From Bach to Shostakovich, the Calefax Reed Quintet makes a case for the art of transcription

Wed Feb 06, 2019 at 1:21 pm
By Edward Reichel

The Calefax Reed Quintet performed Tuesday night for the Chamber Music Society of Salt Lake City. Photo: Marco Borggreve

Despite the snowstorm that began Tuesday afternoon, a sizable audience turned out for the evening’s concert by the Chamber Music Society of Salt Lake City in Libby Gardner Concert Hall. Those who braved the elements were rewarded with a captivating concert by the Calefax Reed Quintet.

The Netherlands-based ensemble has an extensive repertoire ranging from the baroque to the 20th century. In their Utah debut, the group dispelled any doubt about their program of woodwind trasncriptions. The five members do all of their own arranging and these versions did full justice to the originals.

The quintet (Oliver Boekhoorn, oboe; Ivar Berix, clarinet; Raaf Hekkema, saxophone; Jelte Althuis, bass clarinet; and Alban Wesly, bassoon) opened their concert with a delightful performance of the Zdenka Variations by Leos Janácek.  This early, seldom played piano work doesn’t give an idea of the Czech composer’s mature style, but it’s an attractive light work that flows with romantic sentiment. In their nicely expressive reading the players captured the fluid lines of the theme as well as the lyrical and often jovial character of the variations.

Franck’s Prèlude, Fugue et Variation, originally for organ, followed. The five underscored the rhythmic vitality of the Prèlude with their robust playing, while clarity and clean-cut phrasings to the Fugue that made the different voices distinct. The closing variation was given a lyrical and finely crafted treatment.

After the Franck, the band played a short piece by the bv the blind Chinese composer Abing, who lived from 1893-1950. As Wesly explained before playing it, the group came across the piece on one of their tours to China and fell in love with it and wanted to incorporate it into their repertoire.

Originally written for the erhu, a two-stringed Chinese instrument, the piece works surprisingly well for winds. The sensitive arrangement successfully imitates the flexibility of the original melody with subtle glissandi in each of the five instruments; on tinwhistle and Boekhoorn even managed to recreate the bent tones so common in Chinese music. This wonderfully heartfelt performance full captured the haunting exoticism of the original version.

The first half of the concert ended with three of the Preludes and Fugues, Op. 87, by Shostakovich. The five played this music with clarity of line, finely honed articulation and precise delivery. The selections–oddly, not identified–were nicely varied, moving from jaunty, tongue-in-cheek humor to softly flowing lyricism and the brooding intensity that characterizes much of the Russian composer’s music. They infused their playing with subtle lyricism and nuanced expression.

The entire second half was devoted to J.S. Bach’s Goldberg Variations.
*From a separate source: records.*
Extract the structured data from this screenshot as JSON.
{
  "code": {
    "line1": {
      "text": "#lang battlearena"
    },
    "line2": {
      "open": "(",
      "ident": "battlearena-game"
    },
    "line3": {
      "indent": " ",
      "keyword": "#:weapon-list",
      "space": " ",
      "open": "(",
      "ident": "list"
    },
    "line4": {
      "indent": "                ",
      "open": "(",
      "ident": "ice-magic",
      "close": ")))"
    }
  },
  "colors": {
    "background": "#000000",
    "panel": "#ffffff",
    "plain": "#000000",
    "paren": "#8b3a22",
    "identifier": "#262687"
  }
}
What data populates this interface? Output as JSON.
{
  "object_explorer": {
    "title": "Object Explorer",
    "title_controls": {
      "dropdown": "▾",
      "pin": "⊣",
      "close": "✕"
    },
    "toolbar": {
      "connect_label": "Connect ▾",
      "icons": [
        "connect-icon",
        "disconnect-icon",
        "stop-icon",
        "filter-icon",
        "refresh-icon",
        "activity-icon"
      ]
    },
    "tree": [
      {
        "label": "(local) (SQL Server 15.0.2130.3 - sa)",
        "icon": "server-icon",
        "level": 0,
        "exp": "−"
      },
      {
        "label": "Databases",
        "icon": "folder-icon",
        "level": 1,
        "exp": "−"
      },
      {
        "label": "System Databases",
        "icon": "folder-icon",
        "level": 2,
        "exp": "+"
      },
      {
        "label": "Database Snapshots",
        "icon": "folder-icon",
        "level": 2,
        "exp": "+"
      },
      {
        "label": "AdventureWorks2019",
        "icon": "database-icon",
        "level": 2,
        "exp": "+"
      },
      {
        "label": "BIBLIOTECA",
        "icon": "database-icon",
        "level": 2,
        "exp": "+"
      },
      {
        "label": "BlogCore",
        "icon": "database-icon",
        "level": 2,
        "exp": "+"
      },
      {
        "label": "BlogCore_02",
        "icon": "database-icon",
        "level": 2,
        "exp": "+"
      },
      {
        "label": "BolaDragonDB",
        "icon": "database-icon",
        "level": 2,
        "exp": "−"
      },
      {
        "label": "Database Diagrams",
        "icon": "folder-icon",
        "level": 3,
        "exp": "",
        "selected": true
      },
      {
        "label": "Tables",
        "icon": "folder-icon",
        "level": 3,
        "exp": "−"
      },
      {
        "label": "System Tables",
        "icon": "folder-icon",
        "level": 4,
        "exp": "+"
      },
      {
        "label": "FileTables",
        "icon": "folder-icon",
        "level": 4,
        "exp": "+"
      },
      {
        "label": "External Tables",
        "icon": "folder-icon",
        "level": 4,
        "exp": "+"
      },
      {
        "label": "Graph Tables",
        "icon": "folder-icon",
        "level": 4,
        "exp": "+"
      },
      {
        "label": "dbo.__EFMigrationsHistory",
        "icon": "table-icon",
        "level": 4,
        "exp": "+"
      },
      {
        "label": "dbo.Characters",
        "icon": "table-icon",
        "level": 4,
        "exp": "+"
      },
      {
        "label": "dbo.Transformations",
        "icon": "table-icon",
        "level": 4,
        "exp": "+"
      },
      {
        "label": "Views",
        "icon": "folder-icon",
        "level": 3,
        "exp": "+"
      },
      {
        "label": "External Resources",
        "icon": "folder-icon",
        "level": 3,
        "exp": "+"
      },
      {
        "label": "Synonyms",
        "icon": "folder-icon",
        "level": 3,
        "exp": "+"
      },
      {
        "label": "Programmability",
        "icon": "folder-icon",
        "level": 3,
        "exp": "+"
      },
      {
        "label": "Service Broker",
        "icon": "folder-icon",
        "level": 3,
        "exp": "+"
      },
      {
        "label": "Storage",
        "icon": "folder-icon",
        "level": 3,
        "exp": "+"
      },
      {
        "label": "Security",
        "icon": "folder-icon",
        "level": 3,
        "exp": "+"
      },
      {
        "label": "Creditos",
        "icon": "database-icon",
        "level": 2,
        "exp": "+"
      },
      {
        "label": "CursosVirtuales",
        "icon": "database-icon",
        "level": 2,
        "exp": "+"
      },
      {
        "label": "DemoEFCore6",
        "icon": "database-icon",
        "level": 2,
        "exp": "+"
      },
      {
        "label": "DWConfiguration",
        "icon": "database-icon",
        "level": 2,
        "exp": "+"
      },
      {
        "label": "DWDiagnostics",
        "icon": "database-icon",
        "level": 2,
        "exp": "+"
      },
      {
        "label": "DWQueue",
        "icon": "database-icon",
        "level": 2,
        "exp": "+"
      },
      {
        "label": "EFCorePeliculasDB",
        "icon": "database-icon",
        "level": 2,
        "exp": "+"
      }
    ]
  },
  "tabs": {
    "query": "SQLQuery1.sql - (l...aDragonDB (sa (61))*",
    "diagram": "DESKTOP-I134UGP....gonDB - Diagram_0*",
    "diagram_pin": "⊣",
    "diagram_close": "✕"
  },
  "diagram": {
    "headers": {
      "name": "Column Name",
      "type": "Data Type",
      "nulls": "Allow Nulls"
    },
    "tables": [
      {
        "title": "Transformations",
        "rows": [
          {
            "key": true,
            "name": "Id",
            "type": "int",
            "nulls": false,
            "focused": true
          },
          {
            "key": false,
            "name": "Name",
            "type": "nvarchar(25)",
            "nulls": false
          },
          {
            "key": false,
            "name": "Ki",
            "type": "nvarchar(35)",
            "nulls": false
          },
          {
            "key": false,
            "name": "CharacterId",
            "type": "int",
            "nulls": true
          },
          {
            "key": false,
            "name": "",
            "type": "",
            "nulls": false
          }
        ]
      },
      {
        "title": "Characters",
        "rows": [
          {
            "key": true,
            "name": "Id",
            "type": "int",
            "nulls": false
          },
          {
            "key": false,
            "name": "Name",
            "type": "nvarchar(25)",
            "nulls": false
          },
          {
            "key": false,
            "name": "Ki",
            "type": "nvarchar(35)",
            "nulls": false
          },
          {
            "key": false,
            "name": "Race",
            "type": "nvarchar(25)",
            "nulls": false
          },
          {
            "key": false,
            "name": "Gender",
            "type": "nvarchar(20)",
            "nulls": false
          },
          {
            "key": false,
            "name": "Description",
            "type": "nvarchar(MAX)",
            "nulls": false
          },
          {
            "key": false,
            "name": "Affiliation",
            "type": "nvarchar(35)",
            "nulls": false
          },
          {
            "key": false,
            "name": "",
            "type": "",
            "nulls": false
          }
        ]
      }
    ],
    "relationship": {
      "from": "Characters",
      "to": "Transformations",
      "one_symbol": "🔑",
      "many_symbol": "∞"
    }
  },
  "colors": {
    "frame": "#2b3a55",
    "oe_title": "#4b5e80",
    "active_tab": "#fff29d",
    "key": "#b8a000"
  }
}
The Calefax Quintet opened the performance in a rather unusual fashion: Berix, Hekkema, Althuis and Wesly entered the stage from the right playing the start of the opening Aria, from which all the variations descend. This was answered by Boekhoorn on oboe d’amore walking in from the left, and as they met upstage in the middle, all five musicians finished the theme facing the audience for a dramatic and effective start.

The five gave a thoughtful and sensitive reading of the work that captured the depth of expression and the intricate counterpoint of the original with consistently imaginative instrumental combinations that added a colorful layer to the music. Throughout the piece, Boekhoorn switched between oboe, oboe d’amore and English horn, Hekkema moved from soprano sax to alto sax and Althuis alternated between bass clarinet and basset horn.

This was a tour de force performance that displayed the band’s versatility, technical mastery and interpretive skills to the fullest. Their compelling and convincing rendering emphasized the fluid lyricism and nuanced dynamics and expressive shadings of Bach’s original. The Calefax made the Goldberg Variations seems notably fresh in this retooling, the music springing to life with their vibrant and magnificent playing.

The Chamber Music Society of Salt Lake City’s next concert takes place 7:30 p.m. February 27, at Libby Gardner Concert Hall. It features the Cuarteto Casals in a program of works by Mozart, Mendelssohn and Beethoven.